Comment by Lisa K. McDonald on 2009-07-08
I have an oil industry background. A few misconceptions skew a proper assessment of US energy problems. First, we have enough natural gas known reserves(cheap/abundant)to last 100 years & could easily run the entire US auto fleet on nat-gas. Just ask Pickens. Second, most of the price of gasoline is not the big, bad oil guys; it's gov't taxes. Most don't realize oil companies make only 27 cents a gal at the pump - the rest is the lying gov'ts taxes. Oil cos. are taxed 12x before gas reaches the pump. Oil is taxed 4x before the truck picks it up in the oil field. Third, ethanol should be abandoned - it takes too much acreage away from our food supply. Fourth, Obama caused us to have future oil crisis (shortage) by slapping down oil cos. in favor of green energy with no "drill, drill, drill" bridge. I wouldn't be suprised to see $200 or $300 oil in the future. I'm for green, but changing over will take a long time & factories will shut down from oil shortage. Some factories will need 20 yrs. to make the conversion. It simply can't physically be done without significant re-tooling for new fuel at manufacturing sites.

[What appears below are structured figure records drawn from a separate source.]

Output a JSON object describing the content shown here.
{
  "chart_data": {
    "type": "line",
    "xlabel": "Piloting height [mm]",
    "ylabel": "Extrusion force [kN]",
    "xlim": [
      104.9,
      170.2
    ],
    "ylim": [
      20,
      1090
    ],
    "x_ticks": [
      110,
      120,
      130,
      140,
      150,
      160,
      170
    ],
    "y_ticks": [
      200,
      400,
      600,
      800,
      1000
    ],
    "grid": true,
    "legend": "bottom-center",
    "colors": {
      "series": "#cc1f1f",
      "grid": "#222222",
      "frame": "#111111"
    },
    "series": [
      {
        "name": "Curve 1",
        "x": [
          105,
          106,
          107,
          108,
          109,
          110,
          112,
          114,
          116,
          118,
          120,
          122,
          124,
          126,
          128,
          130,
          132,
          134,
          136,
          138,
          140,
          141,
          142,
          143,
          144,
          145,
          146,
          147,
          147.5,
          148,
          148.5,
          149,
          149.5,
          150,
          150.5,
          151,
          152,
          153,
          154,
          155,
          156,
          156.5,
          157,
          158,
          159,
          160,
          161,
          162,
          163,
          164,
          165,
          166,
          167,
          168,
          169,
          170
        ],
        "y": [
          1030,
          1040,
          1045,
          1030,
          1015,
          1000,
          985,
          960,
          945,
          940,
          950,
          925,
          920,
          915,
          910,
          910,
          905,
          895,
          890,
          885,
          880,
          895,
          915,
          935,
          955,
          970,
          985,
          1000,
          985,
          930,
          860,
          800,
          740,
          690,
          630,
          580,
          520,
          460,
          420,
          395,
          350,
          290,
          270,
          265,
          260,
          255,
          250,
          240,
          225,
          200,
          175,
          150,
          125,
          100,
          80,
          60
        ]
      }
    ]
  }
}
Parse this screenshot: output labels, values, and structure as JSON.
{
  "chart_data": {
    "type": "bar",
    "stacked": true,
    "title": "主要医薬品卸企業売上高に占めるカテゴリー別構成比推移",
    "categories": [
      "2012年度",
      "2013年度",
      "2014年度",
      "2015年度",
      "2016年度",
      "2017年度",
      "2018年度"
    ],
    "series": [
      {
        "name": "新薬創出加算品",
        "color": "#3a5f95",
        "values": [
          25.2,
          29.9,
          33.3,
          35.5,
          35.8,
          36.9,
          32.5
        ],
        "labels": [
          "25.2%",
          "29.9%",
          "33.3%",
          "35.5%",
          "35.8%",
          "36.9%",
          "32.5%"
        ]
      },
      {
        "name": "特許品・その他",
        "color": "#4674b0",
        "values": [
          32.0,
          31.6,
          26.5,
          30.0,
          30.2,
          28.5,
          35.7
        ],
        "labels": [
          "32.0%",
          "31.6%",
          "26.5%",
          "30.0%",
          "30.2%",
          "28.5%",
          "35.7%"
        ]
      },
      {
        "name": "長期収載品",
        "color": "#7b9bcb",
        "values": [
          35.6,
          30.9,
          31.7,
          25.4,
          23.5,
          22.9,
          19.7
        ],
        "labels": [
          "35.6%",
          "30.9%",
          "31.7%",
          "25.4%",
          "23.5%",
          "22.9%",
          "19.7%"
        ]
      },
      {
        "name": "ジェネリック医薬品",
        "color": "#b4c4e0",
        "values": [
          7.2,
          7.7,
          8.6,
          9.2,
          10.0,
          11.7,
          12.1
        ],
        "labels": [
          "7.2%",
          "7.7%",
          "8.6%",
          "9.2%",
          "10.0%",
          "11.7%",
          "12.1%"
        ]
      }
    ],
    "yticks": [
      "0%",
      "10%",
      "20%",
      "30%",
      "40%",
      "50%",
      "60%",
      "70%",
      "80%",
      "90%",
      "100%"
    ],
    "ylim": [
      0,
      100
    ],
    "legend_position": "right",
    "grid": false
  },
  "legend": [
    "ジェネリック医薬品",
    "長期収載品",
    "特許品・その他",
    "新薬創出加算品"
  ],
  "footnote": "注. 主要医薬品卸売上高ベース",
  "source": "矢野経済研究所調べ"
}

We still have 30 yrs of oil but gov't won't let oil cos. drill on USGS land in Rockies, or Alaska, or offshore NW Pacific, Florida, W Gulf of Mexico, or E coast. Gov't is lying because think tanks have said with peak oil will come oil wars that will last for 20 yrs. My father was an exec at a major oil company & a top geologist. He was one of the first to use satellites to find oil. He discovered the North Sea field, took a co. public, made straight A's in college. I lived in Houston for 40 yrs, worked in the oil business, & 5 others in my family did the same. I know what I'm talking about & would stake my life on it. I had 3.2 GPA in my Masters work. Americans are misinformed about oil on a number of points. A shortage is coming, Boone Pickens knows it, I know it, now you know. There will be a shortage & truckers won't be able to get food to market over the road due to the shortage. I know, you think I'm crazy. I'm not. I am well educated, well informed, & knowledgeable. Don't think it can't happen here. We had lines at the pump in the 70's, but it will be worse this time. Mark my words. I'm very serious. I'm not a weirdo. I would never have believed that the US would come to this. Welcome to agenda driven politics & social engineering resulting from big, bad, gov't. Inform yourself. Go to Pickens Plan.